Alfredo Zitarrosa, un ícono musical de respeto, atildado, respetuoso, ceremonial, murió el 17 de enero de 1989, hace 33 años. Eso me trajo el único recuerdo que tengo de él, recuerdo presencial, face to face, en estos raros tiempos de virtualidad.
Pero antes de haberlo conocido, lo había escuchado, aunque fuera un niño. Incluso cuando fuimos a rescatar lo que se pudiera con algunos familiares, cuando habían detenido a mi madre, en una ratonera que se alargó por dos o tres semanas, escuché decir a uno de los soldados del operativo: -¡Qué bien que canta!, lástima que sea comunista.
Yo estaba exiliado en México, tenía diecisiete años, y participaba en un comité de solidaridad con Guatemala, que en esos días (1982) padecía una guerra de exterminio, sobre todo en detrimento de las comunidades mayas, a las que se les aplicaba la política de la tierra arrasada o tierra quemada —que el ejército de Estados Unidos había utilizado en Vietnam—, consistente en destruir absolutamente todo lo que pueda ser de utilidad al enemigo, incluidas las personas (las que podían, eventualmente, integrar la guerrilla de aquel tiempo, la URNG).
Pues bien, sugerí que quizá Alfredo pudiera cantar, en una actividad que estábamos organizando en solidaridad con Guatemala. Todos estuvieron de acuerdo, así que conseguí el número de teléfono, le hablé y coordiné un día y una hora para visitarlo en su casa.
No sabía lo que me iba a encontrar, iba con un poco de miedo, es que Zitarrosa era tan grande, y significaba tanto… Pero fui, llegué puntualmente.
Me recibió él mismo, me saludó y me hizo subir por unas escaleras y entramos en un cuarto que era su espacio, su estudio, su habitación propia como pedía Virginia Woolf. A un costado del escritorio, el perro afgano no podía ocultar su cara de bueno y fue testigo presencial de la breve entrevista.
Le expuse el asunto que traía entre manos, y él no opuso ningún reparo, salvo, claro, que los guitarristas que lo acompañaban estuvieran de acuerdo (ellos querían cobrar por su actuación, como es lógico. Y como no teníamos esa disponibilidad económica, su actuación no se pudo realizar).
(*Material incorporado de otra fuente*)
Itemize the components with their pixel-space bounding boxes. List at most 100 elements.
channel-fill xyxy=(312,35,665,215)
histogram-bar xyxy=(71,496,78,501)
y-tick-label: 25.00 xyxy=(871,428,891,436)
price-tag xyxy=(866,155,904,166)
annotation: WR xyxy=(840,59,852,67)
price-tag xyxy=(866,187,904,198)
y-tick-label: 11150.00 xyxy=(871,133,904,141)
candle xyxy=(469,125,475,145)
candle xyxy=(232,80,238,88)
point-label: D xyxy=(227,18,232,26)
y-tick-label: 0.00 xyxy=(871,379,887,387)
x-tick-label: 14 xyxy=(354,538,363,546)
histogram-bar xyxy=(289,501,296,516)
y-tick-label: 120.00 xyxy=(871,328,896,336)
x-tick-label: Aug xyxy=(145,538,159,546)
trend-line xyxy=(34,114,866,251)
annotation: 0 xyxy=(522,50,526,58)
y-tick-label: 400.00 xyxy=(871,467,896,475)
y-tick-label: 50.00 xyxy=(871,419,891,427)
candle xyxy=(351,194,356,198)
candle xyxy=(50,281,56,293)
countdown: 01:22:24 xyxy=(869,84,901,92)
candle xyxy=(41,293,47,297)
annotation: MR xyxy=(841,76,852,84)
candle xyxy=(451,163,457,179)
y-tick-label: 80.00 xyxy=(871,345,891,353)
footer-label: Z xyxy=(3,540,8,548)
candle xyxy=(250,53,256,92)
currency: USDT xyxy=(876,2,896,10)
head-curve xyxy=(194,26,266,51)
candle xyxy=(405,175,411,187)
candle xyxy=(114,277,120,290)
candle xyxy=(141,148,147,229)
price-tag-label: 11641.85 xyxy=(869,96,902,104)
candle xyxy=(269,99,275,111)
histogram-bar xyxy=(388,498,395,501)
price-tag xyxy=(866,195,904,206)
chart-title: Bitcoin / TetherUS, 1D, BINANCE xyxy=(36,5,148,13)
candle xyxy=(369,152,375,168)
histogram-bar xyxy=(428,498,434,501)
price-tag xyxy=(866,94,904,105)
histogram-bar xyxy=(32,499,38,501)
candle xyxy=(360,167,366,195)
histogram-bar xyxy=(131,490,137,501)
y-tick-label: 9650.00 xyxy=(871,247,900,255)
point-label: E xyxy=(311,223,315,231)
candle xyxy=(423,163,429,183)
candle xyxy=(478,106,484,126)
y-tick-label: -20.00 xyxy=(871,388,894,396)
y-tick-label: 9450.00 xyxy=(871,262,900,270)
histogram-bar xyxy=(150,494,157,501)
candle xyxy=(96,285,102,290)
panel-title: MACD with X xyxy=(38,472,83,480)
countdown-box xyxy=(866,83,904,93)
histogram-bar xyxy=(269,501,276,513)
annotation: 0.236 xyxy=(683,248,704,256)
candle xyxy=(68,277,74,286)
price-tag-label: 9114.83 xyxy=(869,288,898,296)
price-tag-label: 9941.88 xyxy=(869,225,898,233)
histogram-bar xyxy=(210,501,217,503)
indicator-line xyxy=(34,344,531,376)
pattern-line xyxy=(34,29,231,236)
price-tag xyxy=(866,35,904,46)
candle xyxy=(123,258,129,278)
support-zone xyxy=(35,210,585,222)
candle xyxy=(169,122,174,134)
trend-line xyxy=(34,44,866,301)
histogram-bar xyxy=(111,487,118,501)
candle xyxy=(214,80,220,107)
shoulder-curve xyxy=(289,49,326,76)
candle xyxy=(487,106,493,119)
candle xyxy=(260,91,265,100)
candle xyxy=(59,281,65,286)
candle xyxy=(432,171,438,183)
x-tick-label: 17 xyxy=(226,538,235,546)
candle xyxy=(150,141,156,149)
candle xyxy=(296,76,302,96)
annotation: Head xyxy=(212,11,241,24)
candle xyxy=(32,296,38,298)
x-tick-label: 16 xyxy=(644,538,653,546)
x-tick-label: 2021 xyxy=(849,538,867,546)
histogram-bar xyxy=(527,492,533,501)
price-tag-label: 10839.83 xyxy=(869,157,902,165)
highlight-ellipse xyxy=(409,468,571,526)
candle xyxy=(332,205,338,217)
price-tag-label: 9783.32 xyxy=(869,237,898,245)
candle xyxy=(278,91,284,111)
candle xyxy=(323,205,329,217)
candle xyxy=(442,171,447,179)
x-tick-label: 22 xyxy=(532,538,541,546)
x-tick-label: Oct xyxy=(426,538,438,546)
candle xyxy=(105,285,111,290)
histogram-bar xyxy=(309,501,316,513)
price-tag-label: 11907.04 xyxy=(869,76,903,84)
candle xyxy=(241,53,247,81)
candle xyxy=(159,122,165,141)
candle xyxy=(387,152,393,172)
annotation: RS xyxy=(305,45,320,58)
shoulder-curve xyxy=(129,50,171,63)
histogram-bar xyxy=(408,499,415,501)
Pero eso no es lo importante, sino lo que siguió después.
Me dijo:
—Estoy contento, porque hoy recibí una carta de Washington Benavides —y su rostro reflejaba plena satisfacción—.
Es que, que llegara una carta desde Uruguay, en la época de la dictadura, era toda una odisea. Cuántas manos habrán llevado, subrepticiamente, esa misiva hasta que llegara a destino, era una riesgosa odisea que involucraba a muchas personas que habían sorteado la dictadura, exponiéndose a mil peligros.
Y luego me explicó que allí había poemas o letras para una canción.
Yo le dije que escribía poemas, y que le iba a acercar una poesía para que él viera.
El me dijo que sí, que se la llevara. Pero no me animé.
Después de eso, Alfredo Zitarrosa dio un concierto en el Toreo, si mal no me acuerdo. Y allí cantó sus Diez décimas de saludo al pueblo argentino, que se debatía entre una guerra desigual contra Gran Bretaña por las Islas Malvinas y una dictadura terrible, que tiraba opositores desde helicópteros sobre el Río de la Plata.
Y ese día me congracié con los argentinos. Alfredo Zitarrosa me lo enseñó.